Men Aren't the Only Victims of Colon Cancer

Despite all of the age and gender guidelines, when it comes to colon cancer, the truth is that it can and does strike women - and that it can strike even in your early twenties. Colon cancer doesn’t care how old you are, where you live or how much money you make.

Women will often avoid having tests to check for colon cancer - even with a family history, thinking they’re too young or feel too healthy. The truth is that colon cancer is a silent disease until the cancer has grown and then it makes its presence known.

At first, you might start to notice some things that aren’t part of your normal routine. You might start to notice that when you have a bowel movement, you don’t feel like you were completely finished.

You might start to notice that you’re struggling with constipation or bouts of diarrhea. You might notice the size, shape and color of your bowel movements are different from what they used to be.

You might start to realize that you’ve had a lot more gas than you normally have had in the past or you feel swollen or bloated or have cramps. You may notice a low backache or feel a nagging pain in your side.

Most women have a tendency to dismiss those symptoms, thinking that colon cancer is a man’s disease or that it’s something that only happens to the elderly. Both of those beliefs are wrong.

Any time anything changes with your bowel habits, you should always see your doctor. If he tells you that you’re ‘too young’ for colon cancer or that because you don’t have a family history of the disease, you don’t need to be tested yet, you need to ignore him.
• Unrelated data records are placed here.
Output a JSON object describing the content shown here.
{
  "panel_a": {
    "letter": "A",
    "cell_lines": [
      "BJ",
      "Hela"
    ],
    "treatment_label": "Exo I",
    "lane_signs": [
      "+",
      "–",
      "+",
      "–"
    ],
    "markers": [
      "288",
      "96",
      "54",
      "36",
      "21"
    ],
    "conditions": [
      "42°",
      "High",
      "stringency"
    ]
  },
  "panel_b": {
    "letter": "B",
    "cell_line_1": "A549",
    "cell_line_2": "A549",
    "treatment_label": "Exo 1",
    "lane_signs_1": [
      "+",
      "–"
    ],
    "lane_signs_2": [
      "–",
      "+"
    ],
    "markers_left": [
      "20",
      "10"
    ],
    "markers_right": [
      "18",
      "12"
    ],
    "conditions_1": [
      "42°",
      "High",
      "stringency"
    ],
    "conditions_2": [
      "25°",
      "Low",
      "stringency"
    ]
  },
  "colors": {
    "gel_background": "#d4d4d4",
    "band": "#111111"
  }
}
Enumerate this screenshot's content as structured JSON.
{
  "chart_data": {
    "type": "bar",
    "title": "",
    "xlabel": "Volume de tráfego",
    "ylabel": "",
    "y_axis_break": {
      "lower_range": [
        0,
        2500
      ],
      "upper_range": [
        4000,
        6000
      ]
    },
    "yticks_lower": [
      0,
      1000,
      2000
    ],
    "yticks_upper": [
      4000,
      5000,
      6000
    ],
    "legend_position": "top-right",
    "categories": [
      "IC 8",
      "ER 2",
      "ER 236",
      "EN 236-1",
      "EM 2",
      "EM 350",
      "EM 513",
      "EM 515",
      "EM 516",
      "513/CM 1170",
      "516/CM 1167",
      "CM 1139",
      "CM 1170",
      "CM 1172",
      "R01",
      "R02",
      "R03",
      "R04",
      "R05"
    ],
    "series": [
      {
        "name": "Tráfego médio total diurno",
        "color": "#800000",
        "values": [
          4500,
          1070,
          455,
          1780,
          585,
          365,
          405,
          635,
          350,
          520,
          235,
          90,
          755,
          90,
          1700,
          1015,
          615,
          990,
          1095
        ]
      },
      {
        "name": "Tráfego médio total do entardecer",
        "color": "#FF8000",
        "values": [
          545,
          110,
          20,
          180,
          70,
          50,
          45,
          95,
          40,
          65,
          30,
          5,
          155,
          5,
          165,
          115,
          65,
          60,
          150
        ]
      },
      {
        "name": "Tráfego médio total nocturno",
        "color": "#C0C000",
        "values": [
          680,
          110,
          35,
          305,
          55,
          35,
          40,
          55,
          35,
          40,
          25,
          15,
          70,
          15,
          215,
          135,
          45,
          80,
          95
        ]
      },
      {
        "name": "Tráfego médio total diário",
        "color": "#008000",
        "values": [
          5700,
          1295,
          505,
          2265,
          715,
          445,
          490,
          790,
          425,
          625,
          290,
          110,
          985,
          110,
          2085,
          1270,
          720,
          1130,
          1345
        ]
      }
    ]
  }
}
While having a family history of the disease certainly increases your odds of getting the disease, colon cancer happens even among women with no family history of the disease. If you’ve noticed changes, if you feel tired, if you’re losing weight without trying or you’ve seen blood in the toilet after a bowel movement, you need to be tested for colon cancer.

Many women avoid having the procedure done because the process of having to drink the liquid to empty the intestines is inconvenient and no one wants to spend an evening running back and forth to the bathroom. They might shy away from having the testing done out of a feeling of embarrassment.

But the truth is that getting tested for cancer is nothing to be embarrassed about and a small inconvenience can save your life. It can give you years to experience the joy and happiness of being around your loved ones and of letting your friends and family enjoy being around you.

With the availability of today’s screening tests and colonoscopy procedures, you can beat the odds against this disease. As a woman, don’t fall for the common misconception that this is a man’s disease – take precautions to protect your health.